Penyisihan cadangan itu diperkirakan akan membuat rasio kecukupan modal (CAR) Bukopin anjlok. Saat ini CAR Bukopin 14,13 persen. Bila Bukopin harus menyediakan provisi dalam jumlah besar, CAR-nya diperkirakan bisa longsor sampai di bawah 8 persen, yang menjadi patokan bank sentral. Dan ini berarti kiamat. Bukopin harus masuk pengawasan khusus Bank Indonesia.
Namun, syukurlah, kondisinya ternyata tak seseram itu, setidaknya untuk sementara. Dalam soal pelanggaran BMPK, contohnya. Kendati Bulog adalah pihak yang terkait dengan Bukopin, dalam hal penyaluran kredit imbal dagang, Bulog bisa dianggap sebagai pihak luar. "Statusnya sama, seperti Bank Mandiri menyalurkan kredit kepada Perusahaan Listrik Negara (PLN)," kata analis perbankan Lin Che Wei, menyebut contoh dua perusahaan yang sama-sama dimiliki negara itu.
Bagaimana dengan kewajiban menyediakan dana cadangan bila pengembalian kredit tersendat-sendat? Kekhawatiran soal ini sempat mengental seiring dengan memanasnya kontroversi pembelian Sukhoi di parlemen. Bila para wakil rakyat menunda atau bahkan sampai tak mengizinkan penggunaan bujet negara untuk membeli Sukhoi, nasib pengembalian dana talangan Bukopin tentu akan terkatung-katung. Dan sesuai dengan skenario awal, Bukopin akhirnya terpaksa menyisihkan provisi.

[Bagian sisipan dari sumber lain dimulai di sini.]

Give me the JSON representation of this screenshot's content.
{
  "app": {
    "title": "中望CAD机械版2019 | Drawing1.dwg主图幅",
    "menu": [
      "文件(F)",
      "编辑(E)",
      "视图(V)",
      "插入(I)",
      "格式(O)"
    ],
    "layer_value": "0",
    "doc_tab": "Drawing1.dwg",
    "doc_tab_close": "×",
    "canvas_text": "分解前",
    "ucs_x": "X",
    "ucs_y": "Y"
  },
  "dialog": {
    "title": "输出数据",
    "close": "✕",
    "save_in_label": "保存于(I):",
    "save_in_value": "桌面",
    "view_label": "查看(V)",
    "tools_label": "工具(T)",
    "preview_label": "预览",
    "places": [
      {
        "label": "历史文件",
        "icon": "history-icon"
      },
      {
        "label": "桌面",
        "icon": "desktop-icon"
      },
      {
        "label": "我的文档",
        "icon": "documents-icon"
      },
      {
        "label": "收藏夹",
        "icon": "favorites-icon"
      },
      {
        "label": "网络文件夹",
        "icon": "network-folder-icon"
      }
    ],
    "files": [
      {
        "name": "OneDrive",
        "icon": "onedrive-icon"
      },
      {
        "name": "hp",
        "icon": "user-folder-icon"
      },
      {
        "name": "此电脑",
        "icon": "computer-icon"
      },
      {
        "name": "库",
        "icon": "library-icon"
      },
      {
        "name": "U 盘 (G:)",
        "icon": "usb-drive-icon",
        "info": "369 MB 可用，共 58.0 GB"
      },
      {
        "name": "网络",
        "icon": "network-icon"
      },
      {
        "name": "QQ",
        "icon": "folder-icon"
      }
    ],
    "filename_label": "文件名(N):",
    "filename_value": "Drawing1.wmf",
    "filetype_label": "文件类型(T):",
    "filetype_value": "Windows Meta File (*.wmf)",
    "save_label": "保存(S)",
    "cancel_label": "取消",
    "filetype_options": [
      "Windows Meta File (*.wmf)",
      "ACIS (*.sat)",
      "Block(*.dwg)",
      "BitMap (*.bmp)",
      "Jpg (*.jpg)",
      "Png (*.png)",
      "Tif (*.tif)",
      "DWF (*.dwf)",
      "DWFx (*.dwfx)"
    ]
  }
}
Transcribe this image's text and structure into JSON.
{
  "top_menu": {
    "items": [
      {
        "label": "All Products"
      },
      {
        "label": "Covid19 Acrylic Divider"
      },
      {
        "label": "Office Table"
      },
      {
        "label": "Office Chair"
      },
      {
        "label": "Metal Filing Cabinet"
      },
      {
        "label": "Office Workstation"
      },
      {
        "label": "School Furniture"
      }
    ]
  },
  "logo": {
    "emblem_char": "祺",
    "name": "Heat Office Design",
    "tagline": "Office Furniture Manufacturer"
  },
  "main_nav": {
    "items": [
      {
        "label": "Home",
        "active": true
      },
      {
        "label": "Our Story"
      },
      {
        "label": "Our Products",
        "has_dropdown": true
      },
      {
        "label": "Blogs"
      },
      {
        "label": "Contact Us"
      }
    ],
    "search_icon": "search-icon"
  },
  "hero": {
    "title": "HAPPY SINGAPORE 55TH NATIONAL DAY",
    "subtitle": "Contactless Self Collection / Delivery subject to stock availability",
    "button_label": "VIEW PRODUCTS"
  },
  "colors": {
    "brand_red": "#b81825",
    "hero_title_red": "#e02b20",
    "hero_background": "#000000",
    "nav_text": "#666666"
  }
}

Tapi, menurut Direktur Utama Bukopin Sofyan Basyir, bayangan suram itu tak akan pernah terjadi. Soalnya, ketika mengucurkan kredit berbunga 15-16 persen itu, Bukopin telah meminta Bulog menyerahkan jaminan. Bentuknya berupa deposito di Bukopin. "Jumlahnya persis sama dengan kredit yang kami keluarkan, yaitu US$ 26 juta," kata Sofyan Basir.
Ihwal jaminan itu pun diakui Direktur Utama Perum Bulog Widjanarko Puspoyo. "Kredit Bukopin bersifat back to back. Mereka memblokir deposito Bulog di sana," ujarnya kepada Eduardus Karel Dewanto dari TEMPO. Jadi? Jika benar begitu, Bukopin tampaknya tak menanggung risiko sama sekali. Bila kreditnya macet, Bukopin tinggal menyisihkan provisi dari jaminan tersebut sehingga tak perlu menggerogoti modalnya. "Duit itu sudah saya pegang, tinggal eksekusi saja," ujar Sofyan lagi.
Kini, belum lagi kontroversi Sukhoi usai, Sofyan bahkan sudah berancang-ancang menyalurkan lagi kredit US$ 1,9 juta. Duit yang setara dengan Rp 17,1 miliar itu akan dikucurkan secara bertahap sampai Oktober kepada para pengusaha yang terlibat dalam proyek imbal dagang Sukhoi, yang meliputi komoditas minyak sawit, kopi, teh, garmen, dan lain-lain. "Jadi, semua untung. Pengusaha mendapat bisnis, pemerintah memperoleh pesawat," ujarnya.
Sampai di sini, semua tampak baik-baik saja. Bukopin seolah telah menunaikan tugasnya dengan rapi. Tapi, menurut seorang bankir yang tak mau disebut namanya, Bukopin tetap perlu dikritik karena tak mengawasi aliran dana talangan imbal dagang, yang ternyata digunakan untuk membayar uang muka pembelian pesawat tempur. "Itu namanya Bukopin tidak prudent," katanya.
Toh, Sofyan bergeming. Ia merasa tak sekuku pun ada masalah dengan langkahnya. Bankir kawakan ini bahkan maju tak gentar. Ia menyatakan bersedia memberikan pinjaman hingga US$ 10 miliar bila kelak ada proyek serupa.